In simple words: We can prove these logical statements are equal by applying standard rules of logic step-by-step. By simplifying the left-hand side using laws like De Morgan's or Associative laws, we show it is identical to the right-hand side.

🎯 Exam Tip: Always write down the name of the logical law used at each step in the right margin. This helps the examiner follow your logic easily and ensures you get full marks.

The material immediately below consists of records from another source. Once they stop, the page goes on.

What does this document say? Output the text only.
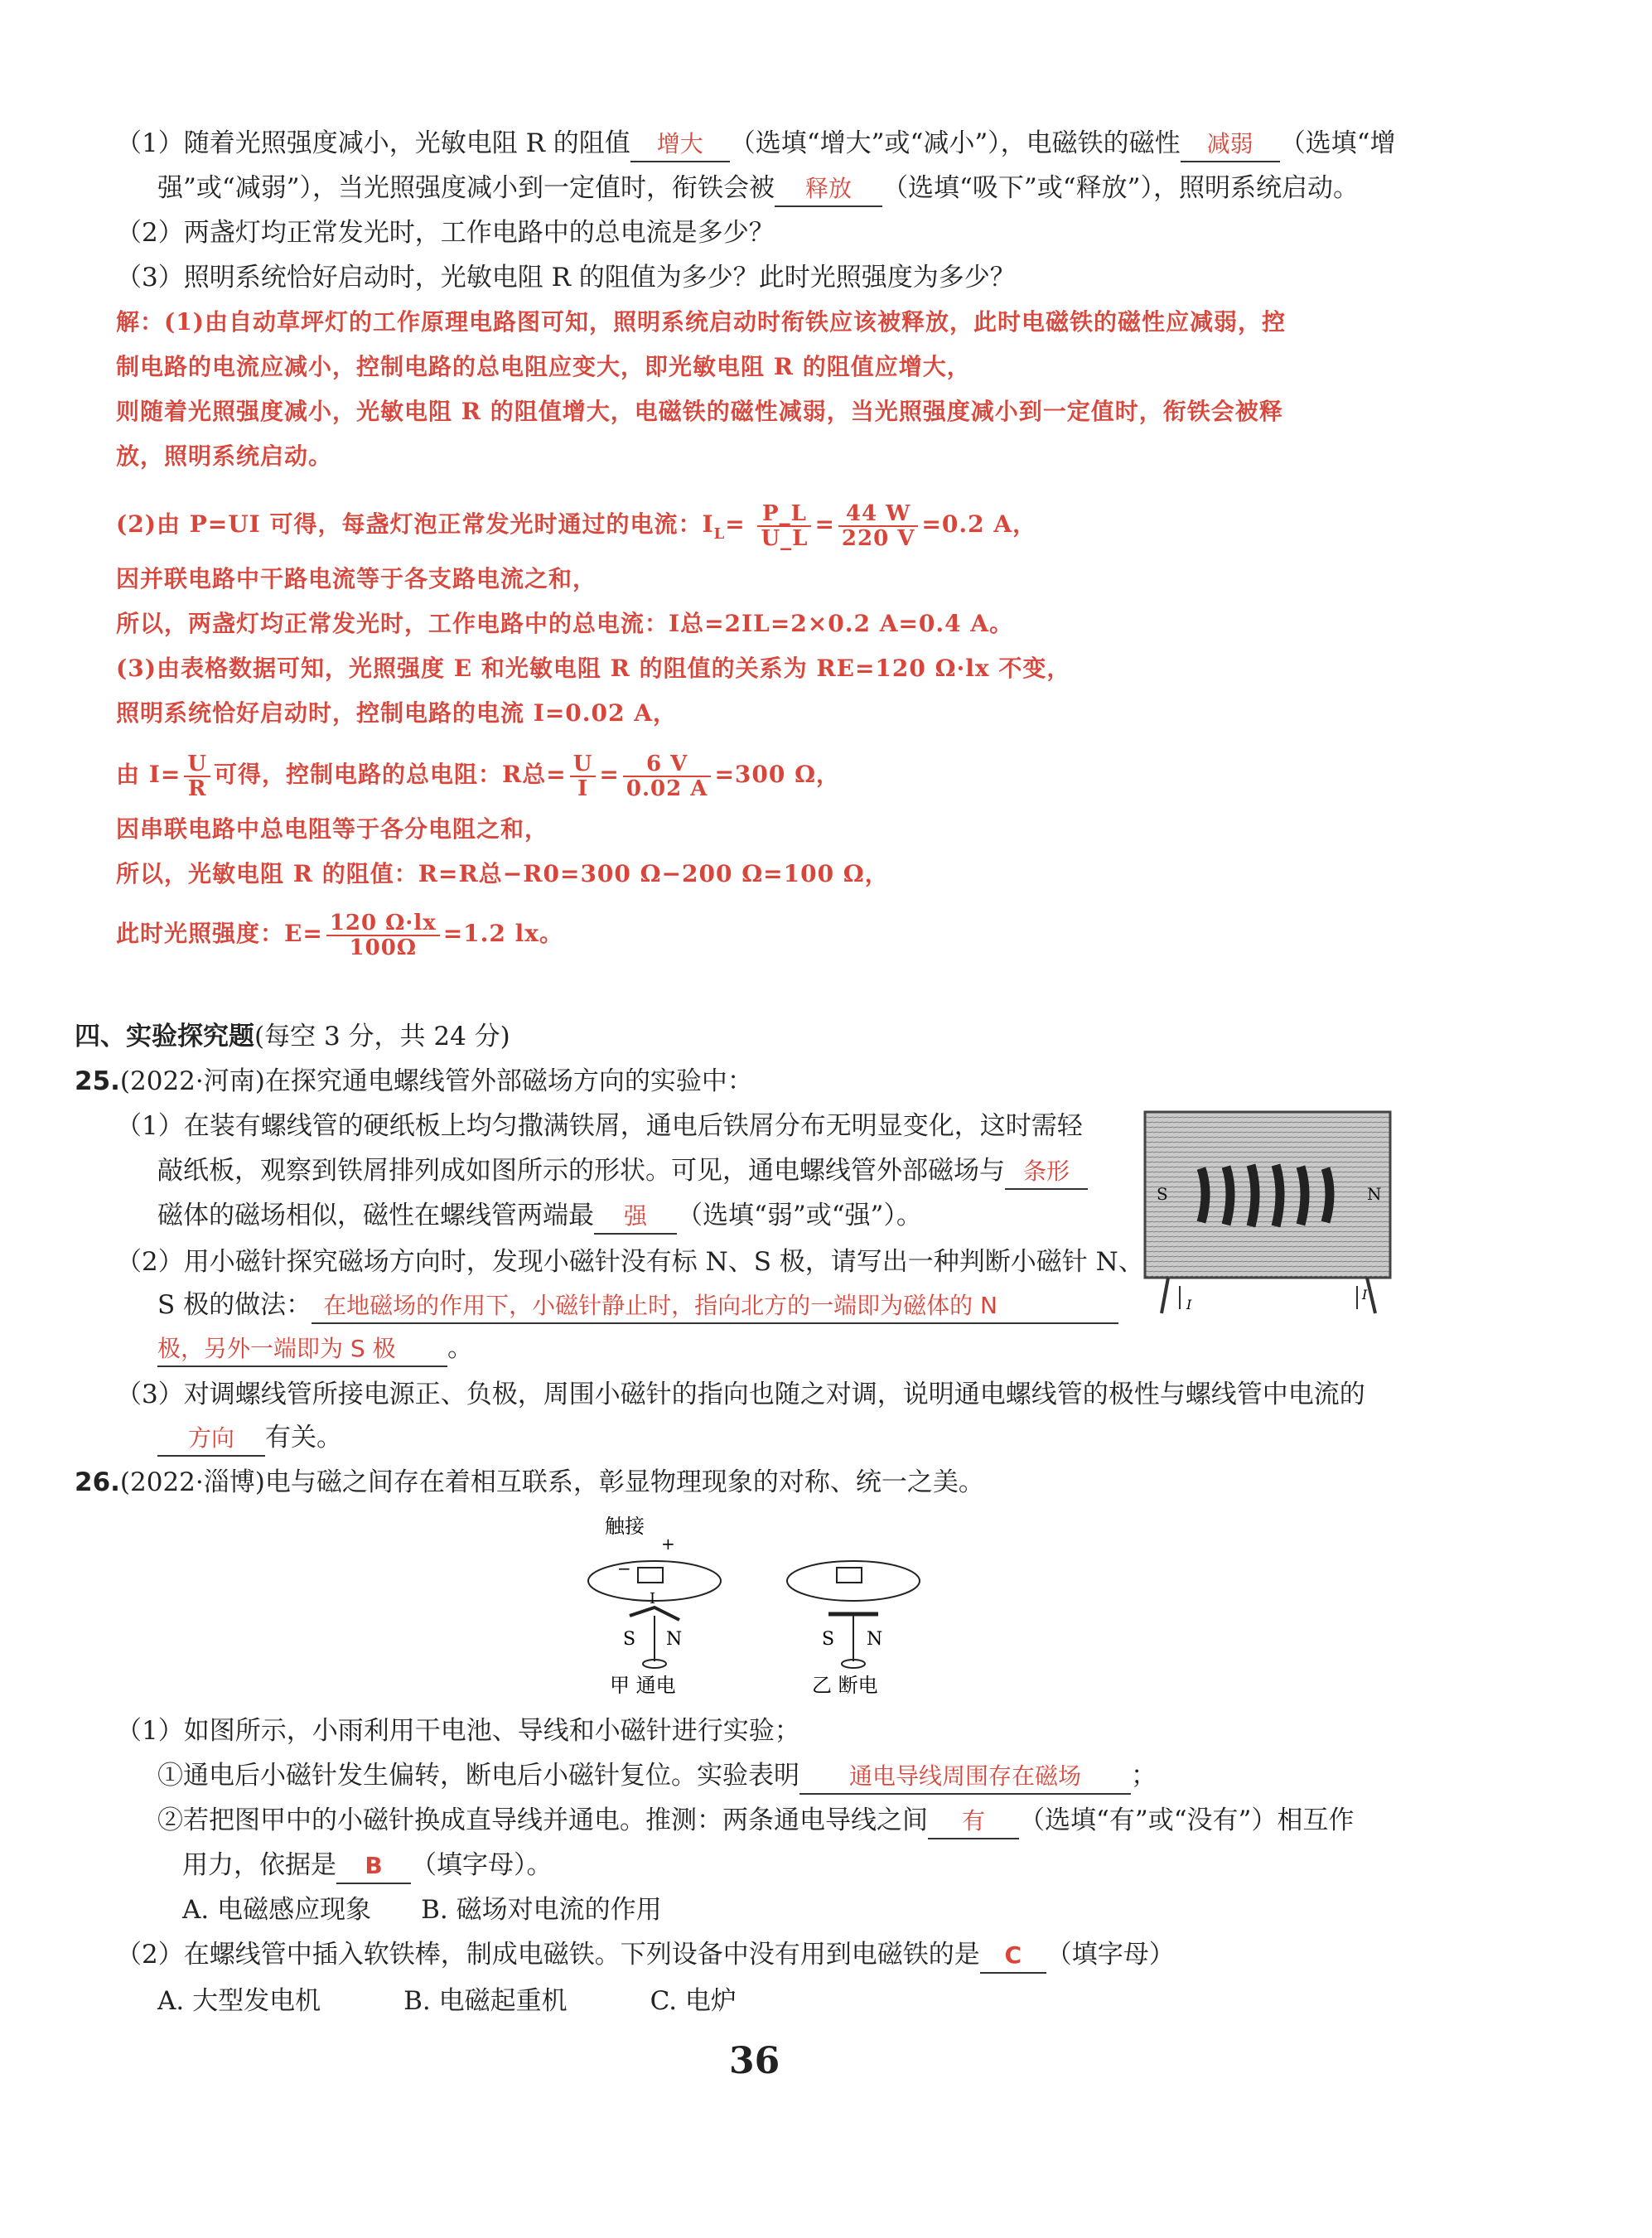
（1）随着光照强度减小，光敏电阻 R 的阻值 增大 （选填“增大”或“减小”），电磁铁的磁性 减弱 （选填“增
强”或“减弱”），当光照强度减小到一定值时，衔铁会被 释放 （选填“吸下”或“释放”），照明系统启动。
（2）两盏灯均正常发光时，工作电路中的总电流是多少？
（3）照明系统恰好启动时，光敏电阻 R 的阻值为多少？此时光照强度为多少？
解：(1)由自动草坪灯的工作原理电路图可知，照明系统启动时衔铁应该被释放，此时电磁铁的磁性应减弱，控
制电路的电流应减小，控制电路的总电阻应变大，即光敏电阻 R 的阻值应增大，
则随着光照强度减小，光敏电阻 R 的阻值增大，电磁铁的磁性减弱，当光照强度减小到一定值时，衔铁会被释
放，照明系统启动。
(2)由 P=UI 可得，每盏灯泡正常发光时通过的电流：$I_L= \frac{P\_L}{U\_L} = \frac{44 W}{220 V} =0.2$ A，
因并联电路中干路电流等于各支路电流之和，
所以，两盏灯均正常发光时，工作电路中的总电流：I总=2IL=2×0.2 A=0.4 A。
(3)由表格数据可知，光照强度 E 和光敏电阻 R 的阻值的关系为 RE=120 Ω·lx 不变，
照明系统恰好启动时，控制电路的电流 I=0.02 A，
由 $I= \frac{U}{R}$ 可得，控制电路的总电阻：R总= $\frac{U}{I} = \frac{6 V}{0.02 A} =300$ Ω，
因串联电路中总电阻等于各分电阻之和，
所以，光敏电阻 R 的阻值：R=R总−R0=300 Ω−200 Ω=100 Ω，
此时光照强度：$E= \frac{120 \Omega\cdot lx}{100\Omega} =1.2$ lx。
四、实验探究题(每空 3 分，共 24 分)
25.(2022·河南)在探究通电螺线管外部磁场方向的实验中：
（1）在装有螺线管的硬纸板上均匀撒满铁屑，通电后铁屑分布无明显变化，这时需轻
敲纸板，观察到铁屑排列成如图所示的形状。可见，通电螺线管外部磁场与 条形
磁体的磁场相似，磁性在螺线管两端最 强 （选填“弱”或“强”）。
（2）用小磁针探究磁场方向时，发现小磁针没有标 N、S 极，请写出一种判断小磁针 N、
S 极的做法： 在地磁场的作用下，小磁针静止时，指向北方的一端即为磁体的 N
极，另外一端即为 S 极 。
（3）对调螺线管所接电源正、负极，周围小磁针的指向也随之对调，说明通电螺线管的极性与螺线管中电流的
方向 有关。
S	N
I
I
26.(2022·淄博)电与磁之间存在着相互联系，彰显物理现象的对称、统一之美。
触接
+
−
I
S N
甲 通电
S N
乙 断电
（1）如图所示，小雨利用干电池、导线和小磁针进行实验；
①通电后小磁针发生偏转，断电后小磁针复位。实验表明 通电导线周围存在磁场 ；
②若把图甲中的小磁针换成直导线并通电。推测：两条通电导线之间 有 （选填“有”或“没有”）相互作
用力，依据是 B （填字母）。
A. 电磁感应现象 B. 磁场对电流的作用
（2）在螺线管中插入软铁棒，制成电磁铁。下列设备中没有用到电磁铁的是 C （填字母）
A. 大型发电机	B. 电磁起重机	C. 电炉
36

Question 1(v). Prove that \( (p \vee q) \rightarrow r \equiv (p \rightarrow r) \wedge (q \rightarrow r) \)
Answer:
LHS = \( (p \vee q) \rightarrow r \)
\( \equiv \sim(p \vee q) \vee r \) ...... (Conditional Law)
\( \equiv (\sim p \wedge \sim q) \vee r \) ...... (De Morgan's Law)
\( \equiv (\sim p \vee r) \wedge (\sim q \vee r) \) ...... (Distributive Law)
\( \equiv (p \rightarrow r) \wedge (q \rightarrow r) \) ...... (Conditional Law)
= RHS. This equivalence shows that a conditional statement with a disjunction in its antecedent can be split into a conjunction of two separate conditional statements.
In simple words: Saying 'if either A or B is true, then C is true' is exactly the same as saying 'if A is true then C is true, AND if B is true then C is true'.

🎯 Exam Tip: Remember that \( p \rightarrow q \) is logically equivalent to \( \sim p \vee q \). This conditional law is extremely useful for converting implications into disjunctions so you can apply De Morgan's and Distributive laws.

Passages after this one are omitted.